L’erreur fatale : brancher le réseau sur U, V, W. L’onduleur reçoit alors le 400 V directement et les transistors claquent — le variateur est bon pour la poubelle, souvent sans même un fusible pour le sauver.
Autre point : le relais thermique externe n’est en général plus nécessaire, le variateur assure lui-même la protection thermique du moteur (à condition de lui régler le courant nominal du moteur dans les paramètres, comme on règle un relais thermique).
Ne jamais couper entre le variateur et le moteur en marche
Règle d’or côté aval : pas de contacteur ni de sectionneur qu’on ouvre entre le variateur et le moteur pendant que ça tourne. Couper le circuit alors que l’onduleur débite provoque des surtensions qui peuvent endommager les IGBT ; refermer sur un variateur qui débite n’est pas mieux.
Si un interrupteur de proximité est exigé près du moteur (maintenance), il doit être asservi au variateur : un contact auxiliaire avancé prévient le variateur, qui verrouille l’onduleur avant que les pôles ne s’ouvrent. On démarre et on arrête le moteur par la commande du variateur, jamais en jouant sur un contacteur aval.
La commande : entrées logiques et consigne
Un variateur standard propose un bornier de commande basse tension :
- Entrées logiques (DI1, DI2… selon les marques) : des contacts secs qui donnent les ordres. Câblage typique : DI1 = marche avant, DI2 = marche arrière, une entrée pour un 2e jeu de rampes ou des vitesses présélectionnées. Le commun est une borne 24 V (ou 0 V) fournie par le variateur.
- Entrée analogique (AI1) : la consigne de vitesse. Le grand classique : un potentiomètre (1 à 10 kΩ) branché entre la borne +10 V, l’entrée AI1 (le curseur) et le 0 V. Tourner le bouton fait varier la tension de 0 à 10 V, donc la fréquence de 0 à 50 Hz. On trouve aussi des consignes en 4-20 mA venant d’une régulation.
- Sorties relais : pour signaler « variateur en défaut » ou « moteur en marche » vers une lampe ou un automate.
Le tout est configurable par paramètres : le même bornier peut être piloté en local (clavier), par les bornes, ou par un bus de communication (Modbus, etc.).
CEM : le blindage n’est pas décoratif
L’onduleur découpe à plusieurs kHz : le câble moteur rayonne des parasites capables de perturber les capteurs, sondes et bus de communication voisins. Les règles :
- Câble moteur blindé, avec le blindage repris à 360° (collier ou presse-étoupe CEM) côté variateur ET côté moteur — pas juste un petit fil de queue de cochon, qui ruine l’efficacité du blindage.
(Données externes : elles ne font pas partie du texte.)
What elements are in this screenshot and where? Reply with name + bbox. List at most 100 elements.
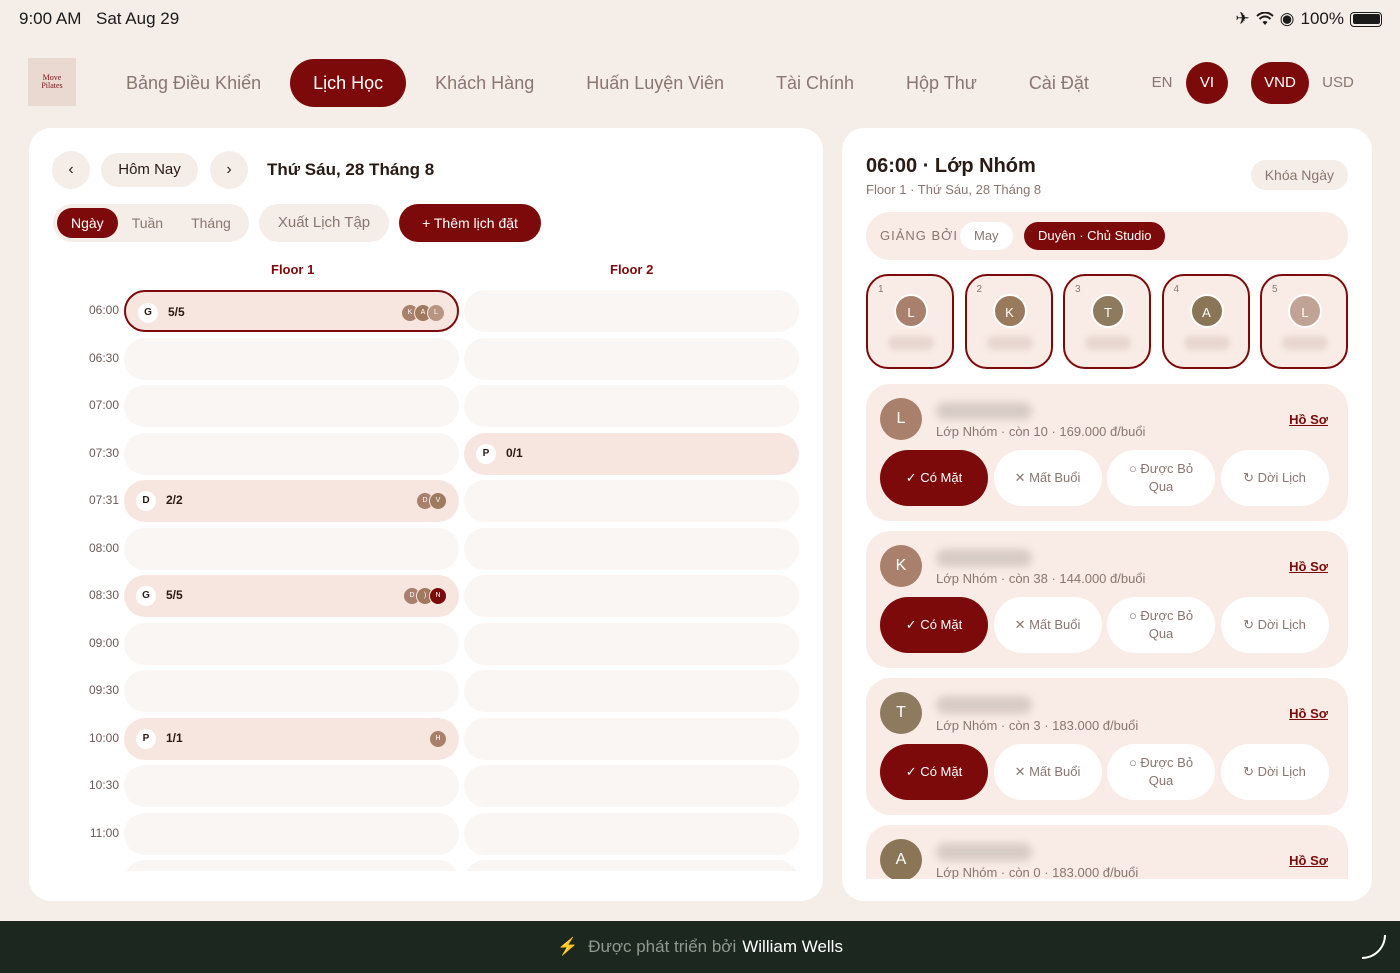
currency-usd[interactable]: USD [1309,62,1367,104]
time-label: 06:30 [88,350,119,365]
mark-present-button[interactable]: ✓ Có Mặt [880,450,988,506]
export-schedule-button[interactable]: Xuất Lịch Tập [259,204,389,242]
mark-present-button[interactable]: ✓ Có Mặt [880,744,988,800]
next-day-button[interactable]: › [210,151,248,189]
spot-card[interactable]: 4A [1161,274,1250,369]
empty-slot[interactable] [464,812,799,855]
attendee-meta: Lớp Nhóm · còn 0 · 183.000 đ/buổi [936,865,1139,880]
currency-vnd[interactable]: VND [1251,62,1309,104]
empty-slot[interactable] [124,527,459,570]
nav-customers[interactable]: Khách Hàng [409,59,560,107]
coach-chip-may[interactable]: May [960,222,1013,250]
coach-chip-duyen[interactable]: Duyên · Chủ Studio [1024,222,1166,250]
empty-slot[interactable] [464,717,799,760]
mark-missed-button[interactable]: ✕ Mất Buổi [993,597,1102,653]
view-week[interactable]: Tuần [118,208,177,238]
floor-2-header: Floor 2 [610,262,654,277]
lightning-icon: ⚡ [557,937,579,956]
spot-card[interactable]: 1L [866,274,954,369]
profile-link[interactable]: Hồ Sơ [1289,412,1328,427]
empty-slot[interactable] [124,385,459,427]
footer: ⚡ Được phát triển bởi William Wells [0,921,1400,973]
reschedule-button[interactable]: ↻ Dời Lịch [1220,744,1329,800]
orientation-lock-icon: ◉ [1279,9,1295,28]
empty-slot[interactable] [464,670,799,712]
add-booking-button[interactable]: + Thêm lịch đặt [399,204,541,242]
status-date: Sat Aug 29 [96,9,180,28]
booking-slot[interactable]: P 1/1 H [124,717,459,760]
empty-slot[interactable] [124,622,459,665]
avatar: T [880,692,922,734]
booking-count: 0/1 [506,445,523,460]
attendee-avatars: DV [416,492,447,510]
battery-icon [1350,11,1382,27]
booking-count: 5/5 [166,588,183,602]
mark-missed-button[interactable]: ✕ Mất Buổi [993,450,1102,506]
mark-skipped-button[interactable]: ○ Được Bỏ Qua [1107,450,1215,506]
mark-missed-button[interactable]: ✕ Mất Buổi [993,744,1102,800]
wifi-icon [1256,12,1274,25]
nav-finance[interactable]: Tài Chính [750,59,880,107]
empty-slot[interactable] [464,622,799,665]
hidden-name [936,843,1032,861]
empty-slot[interactable] [124,812,459,855]
spot-card[interactable]: 2K [964,274,1053,369]
empty-slot[interactable] [464,575,799,617]
mark-skipped-button[interactable]: ○ Được Bỏ Qua [1107,597,1215,653]
profile-link[interactable]: Hồ Sơ [1289,706,1328,721]
profile-link[interactable]: Hồ Sơ [1289,853,1328,868]
reschedule-button[interactable]: ↻ Dời Lịch [1220,450,1329,506]
booking-slot[interactable]: G 5/5 D) N [124,575,459,617]
booking-slot[interactable]: P 0/1 [464,432,799,475]
booking-slot[interactable]: D 2/2 D V [124,480,459,522]
attendee-card: T Lớp Nhóm · còn 3 · 183.000 đ/buổi Hồ Sơ ✓… [866,678,1348,815]
empty-slot[interactable] [124,432,459,475]
nav-inbox[interactable]: Hộp Thư [880,59,1003,107]
spot-card[interactable]: 3T [1063,274,1151,369]
footer-author[interactable]: William Wells [742,937,843,956]
empty-slot[interactable] [464,527,799,570]
footer-credit: ⚡ Được phát triển bởi William Wells [0,937,1400,957]
booking-type-tag: D [136,491,156,511]
lock-day-button[interactable]: Khóa Ngày [1250,160,1348,190]
empty-slot[interactable] [124,765,459,807]
reschedule-button[interactable]: ↻ Dời Lịch [1220,597,1329,653]
view-day[interactable]: Ngày [57,208,118,238]
mark-present-button[interactable]: ✓ Có Mặt [880,597,988,653]
lang-en[interactable]: EN [1141,62,1183,104]
mark-skipped-button[interactable]: ○ Được Bỏ Qua [1107,744,1215,800]
profile-link[interactable]: Hồ Sơ [1289,559,1328,574]
booking-slot[interactable]: G 5/5 K A L [124,290,459,332]
lang-vi[interactable]: VI [1186,62,1228,104]
today-button[interactable]: Hôm Nay [101,153,198,187]
empty-slot[interactable] [124,337,459,380]
view-month[interactable]: Tháng [177,208,245,238]
studio-logo[interactable]: Move Pilates [28,58,76,106]
spot-card[interactable]: 5L [1260,274,1348,369]
empty-slot[interactable] [464,385,799,427]
avatar: V [429,492,447,510]
avatar: L [427,304,445,322]
spot-number: 2 [976,284,983,295]
scroll-fade [29,871,823,901]
time-label: 07:30 [88,445,119,460]
attendee-meta: Lớp Nhóm · còn 10 · 169.000 đ/buổi [936,424,1146,439]
empty-slot[interactable] [464,337,799,380]
attendee-meta: Lớp Nhóm · còn 38 · 144.000 đ/buổi [936,571,1146,586]
empty-slot[interactable] [124,670,459,712]
nav-settings[interactable]: Cài Đặt [1003,59,1115,107]
prev-day-button[interactable]: ‹ [52,151,90,189]
time-label: 08:30 [88,588,119,602]
nav-schedule[interactable]: Lịch Học [290,59,407,107]
nav-coaches[interactable]: Huấn Luyện Viên [560,59,750,107]
empty-slot[interactable] [464,765,799,807]
empty-slot[interactable] [464,290,799,332]
chevron-left-icon: ‹ [68,161,74,178]
language-toggle: EN VI [1141,62,1228,104]
nav-dashboard[interactable]: Bảng Điều Khiển [100,59,287,107]
date-title: Thứ Sáu, 28 Tháng 8 [267,160,435,179]
attendee-avatars: H [429,729,447,748]
empty-slot[interactable] [464,480,799,522]
class-title: 06:00 · Lớp Nhóm [866,155,1036,177]
chevron-right-icon: › [226,161,232,178]
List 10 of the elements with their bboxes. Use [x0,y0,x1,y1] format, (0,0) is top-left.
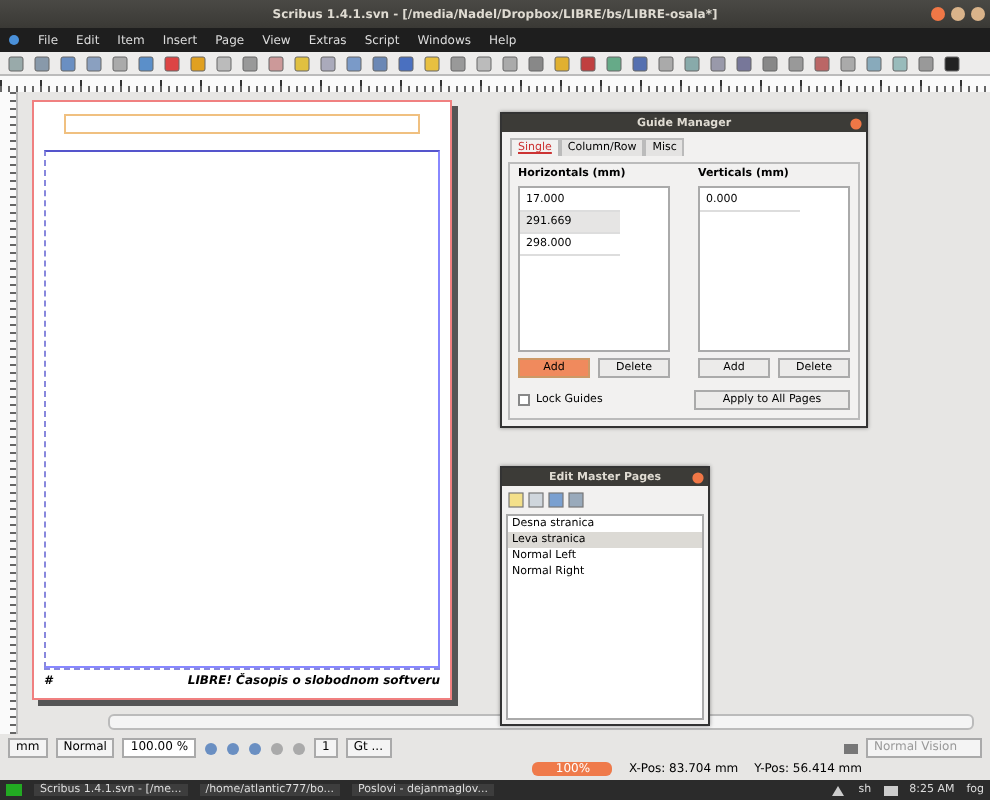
maximize-button[interactable] [970,6,986,22]
close-button[interactable] [692,471,704,483]
minimize-button[interactable] [950,6,966,22]
app-icon[interactable] [8,34,20,46]
mail-icon[interactable] [883,783,898,797]
view-icon[interactable] [844,741,858,755]
workspace-icon[interactable] [6,782,22,798]
close-button[interactable] [850,117,862,129]
checkbox[interactable] [518,394,530,406]
close-button[interactable] [930,6,946,22]
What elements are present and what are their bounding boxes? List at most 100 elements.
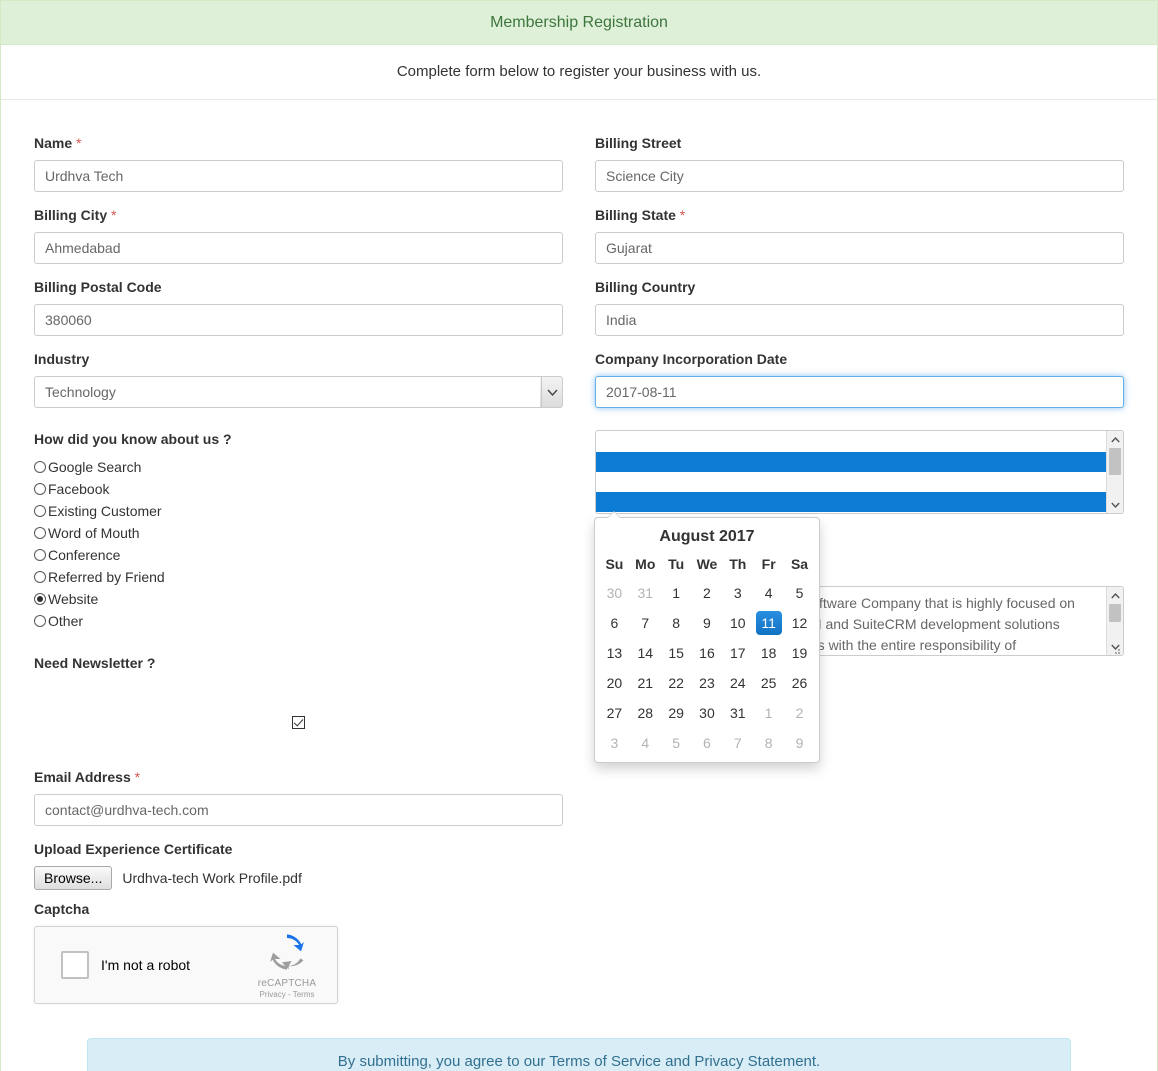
datepicker-day[interactable]: 3 [599, 728, 630, 758]
radio-option-7[interactable]: Other [34, 610, 563, 632]
radio-button-icon[interactable] [34, 505, 46, 517]
listbox-scroll-track[interactable] [1107, 448, 1123, 496]
datepicker-day[interactable]: 25 [753, 668, 784, 698]
textarea-scroll-thumb[interactable] [1109, 604, 1121, 622]
datepicker-day-label: 16 [699, 645, 715, 661]
listbox-scroll-thumb[interactable] [1109, 448, 1121, 475]
datepicker-day[interactable]: 16 [692, 638, 723, 668]
datepicker-day[interactable]: 5 [784, 578, 815, 608]
label-email-text: Email Address [34, 769, 131, 785]
recaptcha-widget[interactable]: I'm not a robot reCAPTCHA Privacy - Term… [34, 926, 338, 1004]
datepicker-day[interactable]: 21 [630, 668, 661, 698]
datepicker-day[interactable]: 6 [599, 608, 630, 638]
billing-postal-code-input[interactable] [34, 304, 563, 336]
datepicker-day[interactable]: 20 [599, 668, 630, 698]
recaptcha-legal-links[interactable]: Privacy - Terms [249, 990, 325, 999]
radio-option-4[interactable]: Conference [34, 544, 563, 566]
multi-select-listbox[interactable] [595, 430, 1124, 514]
datepicker-day[interactable]: 2 [692, 578, 723, 608]
datepicker-day-selected[interactable]: 11 [753, 608, 784, 638]
datepicker-day[interactable]: 8 [661, 608, 692, 638]
listbox-option-0[interactable] [596, 432, 1106, 452]
datepicker-day[interactable]: 15 [661, 638, 692, 668]
scroll-down-icon[interactable] [1107, 496, 1123, 513]
browse-button[interactable]: Browse... [34, 866, 113, 890]
datepicker-day[interactable]: 24 [722, 668, 753, 698]
datepicker-day[interactable]: 9 [784, 728, 815, 758]
datepicker-day[interactable]: 12 [784, 608, 815, 638]
datepicker-day[interactable]: 13 [599, 638, 630, 668]
listbox-option-2[interactable] [596, 472, 1106, 492]
datepicker-day[interactable]: 1 [753, 698, 784, 728]
recaptcha-checkbox[interactable] [61, 951, 89, 979]
radio-option-5[interactable]: Referred by Friend [34, 566, 563, 588]
datepicker-day[interactable]: 18 [753, 638, 784, 668]
datepicker-day[interactable]: 10 [722, 608, 753, 638]
datepicker-day[interactable]: 3 [722, 578, 753, 608]
datepicker-day[interactable]: 27 [599, 698, 630, 728]
weekday-header: Mo [635, 556, 656, 572]
datepicker-day[interactable]: 4 [753, 578, 784, 608]
uploaded-filename: Urdhva-tech Work Profile.pdf [122, 870, 302, 886]
billing-country-input[interactable] [595, 304, 1124, 336]
industry-select[interactable]: Technology [34, 376, 563, 408]
datepicker-day[interactable]: 5 [661, 728, 692, 758]
radio-button-icon[interactable] [34, 527, 46, 539]
textarea-scroll-track[interactable] [1107, 604, 1123, 638]
radio-button-icon[interactable] [34, 549, 46, 561]
listbox-scrollbar[interactable] [1106, 431, 1123, 513]
datepicker-month-title[interactable]: August 2017 [599, 522, 815, 554]
billing-city-input[interactable] [34, 232, 563, 264]
datepicker-day[interactable]: 30 [692, 698, 723, 728]
name-input[interactable] [34, 160, 563, 192]
datepicker-day[interactable]: 29 [661, 698, 692, 728]
datepicker-day[interactable]: 7 [630, 608, 661, 638]
scroll-up-icon[interactable] [1107, 587, 1123, 604]
billing-street-input[interactable] [595, 160, 1124, 192]
radio-option-2[interactable]: Existing Customer [34, 500, 563, 522]
radio-option-label: Other [48, 613, 84, 629]
datepicker-popup[interactable]: August 2017 Su Mo Tu We Th Fr Sa 30 31 1 2 3 4 5 6 7 8 9… [594, 511, 820, 763]
listbox-option-1[interactable] [596, 452, 1106, 472]
datepicker-week-row: 3 4 5 6 7 8 9 [599, 728, 815, 758]
datepicker-day[interactable]: 7 [722, 728, 753, 758]
datepicker-day[interactable]: 14 [630, 638, 661, 668]
datepicker-day[interactable]: 9 [692, 608, 723, 638]
datepicker-day-label: 11 [755, 611, 782, 635]
incorporation-date-input[interactable] [595, 376, 1124, 408]
datepicker-day[interactable]: 30 [599, 578, 630, 608]
radio-option-1[interactable]: Facebook [34, 478, 563, 500]
label-billing-state-text: Billing State [595, 207, 676, 223]
datepicker-day[interactable]: 17 [722, 638, 753, 668]
datepicker-day[interactable]: 19 [784, 638, 815, 668]
radio-button-icon[interactable] [34, 571, 46, 583]
datepicker-day[interactable]: 6 [692, 728, 723, 758]
newsletter-checkbox-wrapper [34, 680, 563, 732]
datepicker-day[interactable]: 31 [722, 698, 753, 728]
listbox-option-3[interactable] [596, 492, 1106, 512]
newsletter-checkbox[interactable] [292, 716, 305, 730]
radio-button-icon[interactable] [34, 461, 46, 473]
radio-button-icon[interactable] [34, 483, 46, 495]
datepicker-day[interactable]: 23 [692, 668, 723, 698]
datepicker-day-label: 8 [764, 735, 773, 751]
datepicker-day[interactable]: 8 [753, 728, 784, 758]
datepicker-day[interactable]: 22 [661, 668, 692, 698]
datepicker-day[interactable]: 1 [661, 578, 692, 608]
radio-button-icon[interactable] [34, 593, 46, 605]
datepicker-day[interactable]: 2 [784, 698, 815, 728]
radio-option-3[interactable]: Word of Mouth [34, 522, 563, 544]
radio-option-0[interactable]: Google Search [34, 456, 563, 478]
radio-option-6[interactable]: Website [34, 588, 563, 610]
billing-state-input[interactable] [595, 232, 1124, 264]
resize-grip-icon[interactable] [1112, 645, 1121, 654]
datepicker-day[interactable]: 31 [630, 578, 661, 608]
datepicker-day[interactable]: 28 [630, 698, 661, 728]
datepicker-day[interactable]: 26 [784, 668, 815, 698]
radio-button-icon[interactable] [34, 615, 46, 627]
datepicker-day[interactable]: 4 [630, 728, 661, 758]
field-billing-state: Billing State * [595, 206, 1124, 264]
scroll-up-icon[interactable] [1107, 431, 1123, 448]
email-input[interactable] [34, 794, 563, 826]
datepicker-week-row: 13 14 15 16 17 18 19 [599, 638, 815, 668]
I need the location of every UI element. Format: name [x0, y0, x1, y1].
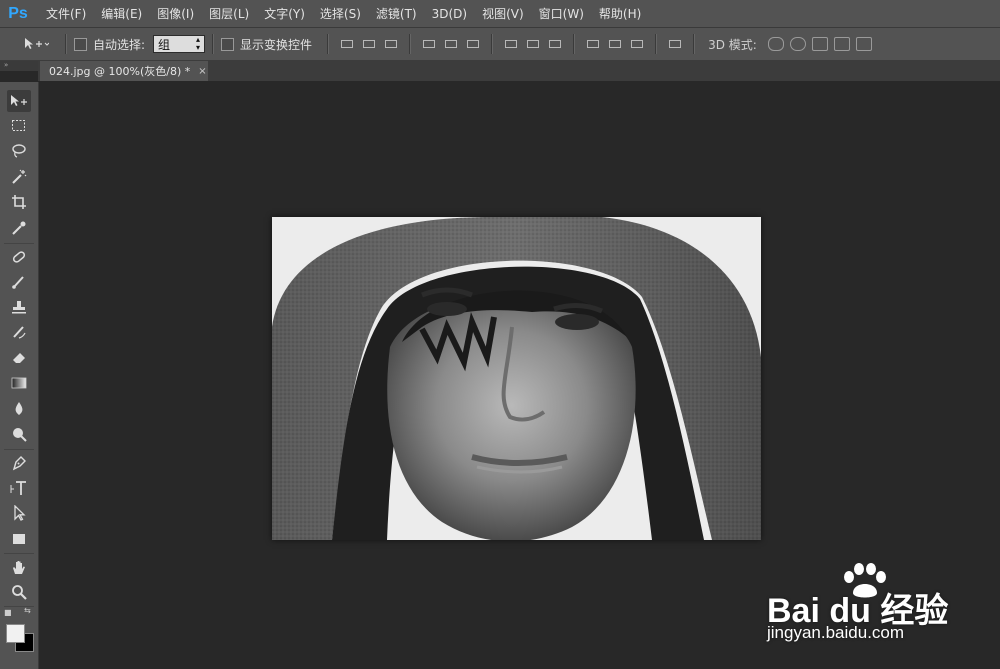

- Séparer physiquement les câbles de puissance et les câbles de commande/mesure (chemins de câbles distincts, croisements à 90° si nécessaire).
- Longueur de câble moteur limitée (souvent quelques dizaines de mètres sans filtre ; au-delà, prévoir une self ou un filtre de sortie).
- Monter le filtre CEM d’entrée s’il n’est pas intégré, et respecter la plaque de montage métallique reliée à la masse.
Exemple concret : remplacer un démarreur par un variateur
Sur une pompe existante en démarrage direct, la modernisation type : on garde Q1 en tête, on supprime contacteur et relais thermique, on installe le variateur, câble blindé jusqu’au moteur, on reporte les boutons marche/arrêt sur les entrées logiques et on ajoute un potentiomètre de consigne. On règle ensuite le courant nominal moteur, les rampes, et la fréquence minimale (une pompe ne doit pas tourner trop lentement).
Questions fréquentes
Puis-je brancher un moteur triphasé 230/400 V sur un variateur alimenté en 230 V monophasé ?
Oui, c’est un cas très courant en petit atelier : le variateur mono 230 V sort du triphasé 230 V — il faut alors coupler le moteur en triangle (couplage 230 V de sa plaque). Vérifie bien la plaque avant de câbler.
Pourquoi mon variateur se met en défaut « surtension » à l’arrêt ?
La rampe de décélération est trop courte : le moteur, entraîné par l’inertie, renvoie de l’énergie qui fait monter la tension du bus continu. Solutions : allonger la rampe, ou ajouter une résistance de freinage.
Le blindage du câble moteur est-il vraiment obligatoire ?
Pour respecter la CEM en environnement industriel ou tertiaire, oui en pratique. Sans blindage, tu risques des mesures fausses, des bus de terrain perturbés, voire des déclenchements intempestifs de différentiels voisins.